A panel of experts with the COVID Local project spoke this month with Missoulians over Zoom about the importance of local leadership modeling consistent and effective COVID-19 guidelines, such as wearing a mask.
“You’re dealing with a huge amount of ambiguity, fear, challenges on every front,” panelist Cora Neumann said Friday to the local leaders and concerned citizens of Missoula tuning into the Effective COVID Response training webinar hosted by the University of Montana.
Neumann is a public health and public lands expert who founded We Are Montana, an organization focused on public health in Montana that has been providing COVID-19 resources and education during the pandemic.
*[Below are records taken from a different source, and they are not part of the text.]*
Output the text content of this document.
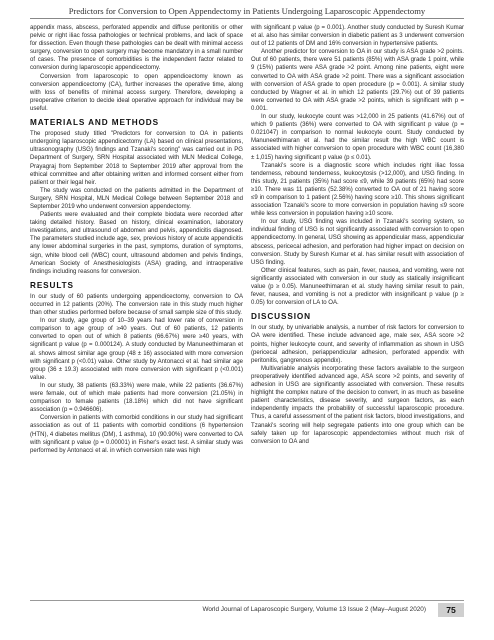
Predictors for Conversion to Open Appendectomy in Patients Undergoing Laparoscopic Appendectomy

appendix mass, abscess, perforated appendix and diffuse peritonitis or other pelvic or right iliac fossa pathologies or technical problems, and lack of space for dissection. Even though these pathologies can be dealt with minimal access surgery, conversion to open surgery may become mandatory in a small number of cases. The presence of comorbidities is the independent factor related to conversion during laparoscopic appendicectomy.

Conversion from laparoscopic to open appendicectomy known as conversion appendicectomy (CA), further increases the operative time, along with loss of benefits of minimal access surgery. Therefore, developing a preoperative criterion to decide ideal operative approach for individual may be useful.

MATERIALS AND METHODS

The proposed study titled "Predictors for conversion to OA in patients undergoing laparoscopic appendicectomy (LA) based on clinical presentations, ultrasonography (USG) findings and Tzanaki's scoring" was carried out in PG Department of Surgery, SRN Hospital associated with MLN Medical College, Prayagraj from September 2018 to September 2019 after approval from the ethical committee and after obtaining written and informed consent either from patient or their legal heir.

The study was conducted on the patients admitted in the Department of Surgery, SRN Hospital, MLN Medical College between September 2018 and September 2019 who underwent conversion appendectomy.

Patients were evaluated and their complete biodata were recorded after taking detailed history. Based on history, clinical examination, laboratory investigations, and ultrasound of abdomen and pelvis, appendicitis diagnosed. The parameters studied include age, sex, previous history of acute appendicitis any lower abdominal surgeries in the past, symptoms, duration of symptoms, sign, white blood cell (WBC) count, ultrasound abdomen and pelvis findings, American Society of Anesthesiologists (ASA) grading, and intraoperative findings including reasons for conversion.

RESULTS

In our study of 60 patients undergoing appendicectomy, conversion to OA occurred in 12 patients (20%). The conversion rate in this study much higher than other studies performed before because of small sample size of this study.

In our study, age group of 10–39 years had lower rate of conversion in comparison to age group of ≥40 years. Out of 60 patients, 12 patients converted to open out of which 8 patients (66.67%) were ≥40 years, with significant p value (p = 0.000124). A study conducted by Manuneethimaran et al. shows almost similar age group (48 ± 16) associated with more conversion with significant p (<0.01) value. Other study by Antonacci et al. had similar age group (36 ± 19.3) associated with more conversion with significant p (<0.001) value.

In our study, 38 patients (63.33%) were male, while 22 patients (36.67%) were female, out of which male patients had more conversion (21.05%) in comparison to female patients (18.18%) which did not have significant association (p = 0.946606).

Conversion in patients with comorbid conditions in our study had significant association as out of 11 patients with comorbid conditions (6 hypertension (HTN), 4 diabetes mellitus (DM), 1 asthma), 10 (90.90%) were converted to OA with significant p value (p = 0.00001) in Fisher's exact test. A similar study was performed by Antonacci et al. in which conversion rate was high

with significant p value (p = 0.001). Another study conducted by Suresh Kumar et al. also has similar conversion in diabetic patient as 3 underwent conversion out of 12 patients of DM and 16% conversion in hypertensive patients.

Another predictor for conversion to OA in our study is ASA grade >2 points. Out of 60 patients, there were 51 patients (85%) with ASA grade 1 point, while 9 (15%) patients were ASA grade >2 point. Among nine patients, eight were converted to OA with ASA grade >2 point. There was a significant association with conversion of ASA grade to open procedure (p = 0.001). A similar study conducted by Wagner et al. in which 12 patients (29.7%) out of 39 patients were converted to OA with ASA grade >2 points, which is significant with p = 0.001.

In our study, leukocyte count was >12,000 in 25 patients (41.67%) out of which 9 patients (36%) were converted to OA with significant p value (p = 0.021047) in comparison to normal leukocyte count. Study conducted by Manuneethimaran et al. had the similar result the high WBC count is associated with higher conversion to open procedure with WBC count (16,380 ± 1,015) having significant p value (p ≤ 0.01).

Tzanaki's score is a diagnostic score which includes right iliac fossa tenderness, rebound tenderness, leukocytosis (>12,000), and USG finding. In this study, 21 patients (35%) had score ≤9, while 39 patients (65%) had score ≥10. There was 11 patients (52.38%) converted to OA out of 21 having score ≤9 in comparison to 1 patient (2.56%) having score ≥10. This shows significant association Tzanaki's score to more conversion in population having ≤9 score while less conversion in population having ≥10 score.

In our study, USG finding was included in Tzanaki's scoring system, so individual finding of USG is not significantly associated with conversion to open appendicectomy. In general, USG showing as appendicular mass, appendicular abscess, pericecal adhesion, and perforation had higher impact on decision on conversion. Study by Suresh Kumar et al. has similar result with association of USG finding.

Other clinical features, such as pain, fever, nausea, and vomiting, were not significantly associated with conversion in our study as statically insignificant value (p ≥ 0.05). Manuneethimaran et al. study having similar result to pain, fever, nausea, and vomiting is not a predictor with insignificant p value (p ≥ 0.05) for conversion of LA to OA.

DISCUSSION

In our study, by univariable analysis, a number of risk factors for conversion to OA were identified. These include advanced age, male sex, ASA score >2 points, higher leukocyte count, and severity of inflammation as shown in USG (pericecal adhesion, periappendicular adhesion, perforated appendix with peritonitis, gangrenous appendix).

Multivariable analysis incorporating these factors available to the surgeon preoperatively identified advanced age, ASA score >2 points, and severity of adhesion in USG are significantly associated with conversion. These results highlight the complex nature of the decision to convert, in as much as baseline patient characteristics, disease severity, and surgeon factors, as each independently impacts the probability of successful laparoscopic procedure. Thus, a careful assessment of the patient risk factors, blood investigations, and Tzanaki's scoring will help segregate patients into one group which can be safely taken up for laparoscopic appendectomies without much risk of conversion to OA and

World Journal of Laparoscopic Surgery, Volume 13 Issue 2 (May–August 2020)	75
Neumann’s father died when she was only 6 months old in a lumber mill accident, and the loss motivated her to focus her work on providing accessible quality healthcare to rural areas. She started Global First Ladies Alliance and has worked with over 40 first ladies around the world, including first ladies Laura Bush and Michelle Obama, to provide healthcare and social services to their communities.
In 2014 she worked with first ladies in West Africa to combat the Ebola outbreak and coordinate aid response. She recently ran for U.S. Senate in Montana but stepped down to support Democratic Gov. Steve Bullock’s campaign. The same week she stepped down from her campaign, the pandemic hit Montana.
“The fear is similar. Ebola was a very, very scary disease and very fatal,” Neumann said. “COVID is mysterious, even for public health experts. We’re still learning about it as we go.”
Neumann said misunderstanding, miscommunication and stigma around the virus is perpetuating fear and contributing to the spread. She said consistent vocalization of basic preventative measures like wearing a mask and washing hands is necessary to slow the spread.
“Montanans wear face coverings all the time, in the winter when it’s cold, when we’re fishing, (when) we’re skiing, hunting,” Neumann said. “It’s not that we don’t know how to do it, and it’s pretty simple.”
She said wearing a face covering reduces transmission by 60-80%, and she hopes more people will start wearing them as political leaders like President Donald Trump start to use and support the simple preventative measure themselves.
“I think it’s so important, and again it’s so simple. We don’t have to wait to make change,” said Jessica Bell, Senior Program Officer of Global Biological Programs and Policies at Nuclear Threat Initiative (NTI) and manager of COVID Local.
Bell has a history of working in threat reduction and defense, with a focus on biohazards and infectious disease. She has consulted for Defense Threat Reduction Agency, Homeland Security’s Office of Health Affairs and the Office of the Deputy Assistant Secretary of Defense for Countering Weapons of Mass Destruction. She also worked on “Project Argus,” an initiative at Georgetown University focused on detecting catastrophic global biological events.
When the pandemic started spreading in the U.S. in March, Bell helped jump-start COVID Local. Her goal is to bring consistent information and guidance measures to local governments around the U.S. to help slow the spread of the novel coronavirus.
During the webinar, Bell and other panelists walked viewers through a part of COVID Local’s website, COVID Analysis and Mapping of Policies (AMP), with digestible graphs and maps depicting predicted models for coronavirus cases and deaths in each state depending on the policies of the state. Under the Policy Model page, visitors of the site can choose a state and adjust settings.
There is a “what if we had done nothing?” graph that depicts the likely cases and deaths that could have happened if states did nothing to slow the spread. In Montana, the graph predicted over half a million people would contract the virus and nearly 3,000 would die “if we had done nothing,” compared to the actual 2,900 cases and around 46 deaths.
“We’re in pain now, but this is the pay off,” Neumann said after seeing the statistics.
“This is the pain that’s been avoided,” said Jordan Schermerhorn, another panelist and research associate at the Center for Global Health Science and Security at Georgetown University Medical Center.
Neumann has helped COVID Local get in touch with leaders around Montana for similar webinars. They’ve met with the coronavirus task force and with a few different Native American tribal leaders. Both Neumann and Bell said they’re surprisingly pleased with how receptive everyone in Montana has been to the webinars.
Other topics covered in the panel included the metrics of how and when to start reopening, with a funnel graph depicting different phases of reopening, and how to protect vulnerable populations such as the elderly and people on Native American reservations.
Neumann and Bell said COVID Local is a valuable resource because the tools and infrastructure of the project can be used in the future for new infectious disease outbreaks as well, not just COVID-19. The metrics are already being used by the Harvard Global Health Institute and Rockefeller Center. It provides clear guidelines that can help local leaders find common ground on how to deal with disease outbreaks.
“I think we’re doing well — well obviously the spike is very alarming — but if we can continue to follow the mandates and make sure our most vulnerable communities are protected, we still have time,” Neumann said.